I though I would pass it along, was sorta deemed "caveman reloading", maybe some of you have seen this:

[ame]http://www.youtube.com/watch?v=7g06a6RWC4A[/ame] 

After seeing the vidio on the "homemade Caveman 12 ga slugs", I got to thinking about the lee Loader.
Looking to buy a proper mold, though.
Now, not saying I would ever resort to doing this, guess it's nice to know I can. 

Checked Lee's cataloge and didn't see them listed anymore? 

Anyway, thought I would see if any were out there, so bought one on Ebay for $33.99 bucks. 

Intrestingly enough I just gave the 12ga loader/most all the empties, boxes, etc., set up for trap loads to my nephew. 
(now when ever I need a couple of boxes I just call and say, "Pat, how about a couple of boxes", he eh he. 

So, does anybody have one, out there?


----------



## GREENCOUNTYPETE (Jul 25, 2006)

i was just on teh lee web site they still have the mold 

i have seen 2 variations the round nosed and the one that looks a bit like a badmitin shuttel that one is suppsed to be good for non rifled barrels because it doen't need spin stablization to keep it from tumbling

but there was supposed to be a particular wad used with that has a notch in the bottom of it that acts as a sabott for the slugs fired from a rifled barrel


----------



## tallpaul (Sep 5, 2004)

lyman has a waist type one that is supposed to be good...it looks like a giant pellet. I have an old pumpkin ball mould from lyman I have cast slugs up with but haven't loaded yet. I used to buy boxes of slugs every year after the season. I do however want the new lyman one


----------



## GREENCOUNTYPETE (Jul 25, 2006)

i haven't anything with a rifled barrle so i like the winchester super x rifled slugs they have worked well for me for 14 years when i started using them they have sold them in 15 round value packs for probably the last 8-10 used to be 6.99 a box of 15 then 7:49 i was low after sighting in a new scope last season i broke down and paid 12 dollars for a box just before season last year the best i have found since was 8 dollars for 15 at wally world so i got some going to get more each time i see some and have some $ in the ammo budget

i find with a 50 yard zero in a 12ga mod 30 inch barrel that i am 3-4 inches low at 100 and hold about a 4 inch group i can live with that 100 yards is about as far as one can see in the woods we hunt and we only have a few small feilds we will likely always be shotgun at primary camp even thou much of the state went rifle this last year 

yes that is a scoped 2-7 variable 12 auto with a 30 inch barrel in modified choke but for what i paid for it when i was 14 it has been my primay deer gun since then just recently adding the scope yes it looks odd but it works finding a case for it is a bit of a chalenge so i am making my own


----------



## hunter63 (Jan 4, 2005)

I did see that Lee molds, on their site.
I was talking about the "Lee Loader" in 12 ga, or 20ga.
They don't seem to be listed anymore.
A 12ga Lee loader is what I bought on line, now here yet, so we'll see.
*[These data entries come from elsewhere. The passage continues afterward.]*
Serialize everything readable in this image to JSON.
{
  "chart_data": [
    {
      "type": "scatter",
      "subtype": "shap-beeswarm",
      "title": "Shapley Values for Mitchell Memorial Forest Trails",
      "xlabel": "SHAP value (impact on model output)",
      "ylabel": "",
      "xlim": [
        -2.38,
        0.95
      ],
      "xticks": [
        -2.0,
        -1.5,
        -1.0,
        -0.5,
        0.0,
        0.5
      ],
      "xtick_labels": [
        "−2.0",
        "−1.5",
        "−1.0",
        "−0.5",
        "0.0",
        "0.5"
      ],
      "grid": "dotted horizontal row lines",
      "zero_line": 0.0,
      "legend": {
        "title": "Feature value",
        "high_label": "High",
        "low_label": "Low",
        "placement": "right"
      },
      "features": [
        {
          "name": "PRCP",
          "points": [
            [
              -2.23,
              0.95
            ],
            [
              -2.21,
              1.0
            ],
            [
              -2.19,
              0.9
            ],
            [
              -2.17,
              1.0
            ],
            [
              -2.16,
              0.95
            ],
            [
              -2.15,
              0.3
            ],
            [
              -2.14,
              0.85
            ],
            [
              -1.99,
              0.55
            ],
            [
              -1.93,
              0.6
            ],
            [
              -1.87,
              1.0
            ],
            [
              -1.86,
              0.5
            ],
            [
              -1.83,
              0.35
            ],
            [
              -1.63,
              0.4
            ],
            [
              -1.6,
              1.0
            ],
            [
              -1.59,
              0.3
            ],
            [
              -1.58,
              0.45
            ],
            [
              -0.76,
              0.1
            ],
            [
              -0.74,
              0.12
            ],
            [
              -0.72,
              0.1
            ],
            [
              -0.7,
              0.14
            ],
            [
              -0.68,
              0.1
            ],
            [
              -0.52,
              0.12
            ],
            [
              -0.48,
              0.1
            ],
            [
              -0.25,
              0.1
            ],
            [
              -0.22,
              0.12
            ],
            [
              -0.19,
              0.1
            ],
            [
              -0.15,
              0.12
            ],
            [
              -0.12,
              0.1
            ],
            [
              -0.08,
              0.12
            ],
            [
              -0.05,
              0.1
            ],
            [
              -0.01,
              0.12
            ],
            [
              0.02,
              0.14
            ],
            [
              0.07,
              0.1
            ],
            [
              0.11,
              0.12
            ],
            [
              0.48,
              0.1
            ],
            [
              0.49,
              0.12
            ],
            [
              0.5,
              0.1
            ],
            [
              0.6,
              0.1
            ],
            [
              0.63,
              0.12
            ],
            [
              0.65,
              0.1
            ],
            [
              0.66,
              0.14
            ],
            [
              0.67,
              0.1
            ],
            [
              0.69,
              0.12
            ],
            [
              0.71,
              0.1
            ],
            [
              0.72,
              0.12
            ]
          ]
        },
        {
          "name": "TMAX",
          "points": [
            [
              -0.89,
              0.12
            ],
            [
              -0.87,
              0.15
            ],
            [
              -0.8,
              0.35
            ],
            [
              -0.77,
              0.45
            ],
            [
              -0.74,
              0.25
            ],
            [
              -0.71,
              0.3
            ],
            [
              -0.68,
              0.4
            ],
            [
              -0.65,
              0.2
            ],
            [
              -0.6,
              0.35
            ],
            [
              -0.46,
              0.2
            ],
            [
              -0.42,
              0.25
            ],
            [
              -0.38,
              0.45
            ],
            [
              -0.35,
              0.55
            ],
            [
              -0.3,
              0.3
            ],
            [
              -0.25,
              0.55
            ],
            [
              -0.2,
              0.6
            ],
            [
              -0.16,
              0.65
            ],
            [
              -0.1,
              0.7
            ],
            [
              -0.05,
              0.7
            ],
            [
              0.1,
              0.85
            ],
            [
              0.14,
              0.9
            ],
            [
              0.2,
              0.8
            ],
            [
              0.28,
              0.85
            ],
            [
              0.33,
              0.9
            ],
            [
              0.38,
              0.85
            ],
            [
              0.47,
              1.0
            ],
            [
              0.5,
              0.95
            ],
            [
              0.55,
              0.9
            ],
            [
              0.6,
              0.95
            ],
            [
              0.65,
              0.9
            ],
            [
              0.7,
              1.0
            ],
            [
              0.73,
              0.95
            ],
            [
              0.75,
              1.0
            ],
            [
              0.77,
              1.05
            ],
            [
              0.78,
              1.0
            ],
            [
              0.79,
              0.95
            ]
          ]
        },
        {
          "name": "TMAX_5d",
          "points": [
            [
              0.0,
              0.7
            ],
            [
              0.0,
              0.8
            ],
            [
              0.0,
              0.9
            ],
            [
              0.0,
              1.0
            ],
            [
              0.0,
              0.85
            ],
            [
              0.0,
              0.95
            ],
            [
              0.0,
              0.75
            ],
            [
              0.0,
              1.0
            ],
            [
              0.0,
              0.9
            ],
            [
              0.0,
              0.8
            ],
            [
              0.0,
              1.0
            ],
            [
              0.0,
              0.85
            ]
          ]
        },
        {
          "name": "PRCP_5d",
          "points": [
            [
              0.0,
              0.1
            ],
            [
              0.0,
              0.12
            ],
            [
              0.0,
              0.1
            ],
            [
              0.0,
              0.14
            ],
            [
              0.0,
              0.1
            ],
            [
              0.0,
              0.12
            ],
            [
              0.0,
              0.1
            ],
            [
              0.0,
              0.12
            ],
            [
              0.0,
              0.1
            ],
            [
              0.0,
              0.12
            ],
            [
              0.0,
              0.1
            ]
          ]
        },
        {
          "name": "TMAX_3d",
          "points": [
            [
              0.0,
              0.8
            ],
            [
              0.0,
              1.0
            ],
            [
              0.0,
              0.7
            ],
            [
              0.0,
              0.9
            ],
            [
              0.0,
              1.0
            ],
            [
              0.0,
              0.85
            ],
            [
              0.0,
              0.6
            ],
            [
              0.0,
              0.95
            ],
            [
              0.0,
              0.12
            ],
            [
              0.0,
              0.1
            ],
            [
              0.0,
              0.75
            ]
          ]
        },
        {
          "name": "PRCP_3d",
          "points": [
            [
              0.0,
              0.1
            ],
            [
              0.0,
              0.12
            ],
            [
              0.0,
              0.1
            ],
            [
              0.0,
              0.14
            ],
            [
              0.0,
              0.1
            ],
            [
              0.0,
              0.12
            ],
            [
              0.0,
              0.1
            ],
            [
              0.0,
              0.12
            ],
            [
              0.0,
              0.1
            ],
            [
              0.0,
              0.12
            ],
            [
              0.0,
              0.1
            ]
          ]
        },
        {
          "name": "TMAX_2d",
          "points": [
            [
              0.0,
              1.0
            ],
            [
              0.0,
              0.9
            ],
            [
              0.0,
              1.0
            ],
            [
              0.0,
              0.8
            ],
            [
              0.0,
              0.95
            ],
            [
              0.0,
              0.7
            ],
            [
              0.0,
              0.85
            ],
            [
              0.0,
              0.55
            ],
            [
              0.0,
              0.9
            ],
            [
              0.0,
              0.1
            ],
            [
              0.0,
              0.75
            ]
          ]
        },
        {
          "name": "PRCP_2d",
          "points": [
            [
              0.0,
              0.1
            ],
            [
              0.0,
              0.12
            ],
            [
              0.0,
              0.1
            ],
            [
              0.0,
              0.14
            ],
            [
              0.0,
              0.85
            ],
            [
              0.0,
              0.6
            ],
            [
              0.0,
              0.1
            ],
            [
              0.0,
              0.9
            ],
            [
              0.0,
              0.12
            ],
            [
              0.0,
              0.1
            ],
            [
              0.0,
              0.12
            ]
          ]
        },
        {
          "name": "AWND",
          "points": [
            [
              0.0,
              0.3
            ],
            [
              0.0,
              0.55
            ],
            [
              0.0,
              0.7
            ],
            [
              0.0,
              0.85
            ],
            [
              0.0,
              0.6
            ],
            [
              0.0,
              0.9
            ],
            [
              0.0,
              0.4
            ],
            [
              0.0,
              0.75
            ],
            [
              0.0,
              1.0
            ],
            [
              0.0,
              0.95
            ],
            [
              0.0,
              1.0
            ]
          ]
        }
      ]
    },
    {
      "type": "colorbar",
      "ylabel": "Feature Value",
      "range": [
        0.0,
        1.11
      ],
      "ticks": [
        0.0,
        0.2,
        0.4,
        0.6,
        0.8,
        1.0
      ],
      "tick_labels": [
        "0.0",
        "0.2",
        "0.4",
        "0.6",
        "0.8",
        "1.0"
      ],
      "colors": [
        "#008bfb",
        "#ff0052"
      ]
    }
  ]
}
Interesting enough I looked up the molds on the Midway site, and the Lee molds (about $20 bucks) are listed as "Out of SK, Back ordered".
While probably order one directly from Lee, at about $30.00 bucks., their back log time is shorter.


----------



## hunter63 (Jan 4, 2005)

FYI:
Got the Lee Loader for the 12 ga, didn't come with instructions.
An e-mail to Lee Precision just stated they don't make them any more and instructions were not available.
Quite a long search finally turned up this:
http://shootersforum.com/showthread.htm?t=36906&page=2

Appears that the only place on the planet were some one has posted thunbnails of the instructions.


----------



## tallpaul (Sep 5, 2004)

I was at a friend who sell stuff at the fun shows picking up some stuff and he had two lee loaders on his shelf. He said thay were his dads and he did not want them if I could use em. So I grabbed em. One is a 12 gauge and one a 44 spec/mag  

I had ta laugh after all I had always meant to get a couple of em over the years and you guys were just talking about them, Both are like new used little with the boxes and instructions... 

Should be fun to try.


----------



## hunter63 (Jan 4, 2005)

tallpaul said:


> I had ta laugh after all I had always meant to get a couple of em over the years and you guys were just talking about them, Both are like new used little with the boxes and instructions...
> 
> Should be fun to try.


Yeah, they are quite the thing, and it seems to bothers a lot of people when they show you how to just pound in a new primer with a tap of a hammer.
Then seat the bullet with a hammer.

I guess I was a little leary when I first used one also, but they work pretty good especially if you load cases you have fired your self, out of your gun, as the case sizing isn't there.
I like the idea that it's small and you are able to carry it around if you have to.
Good luck!


----------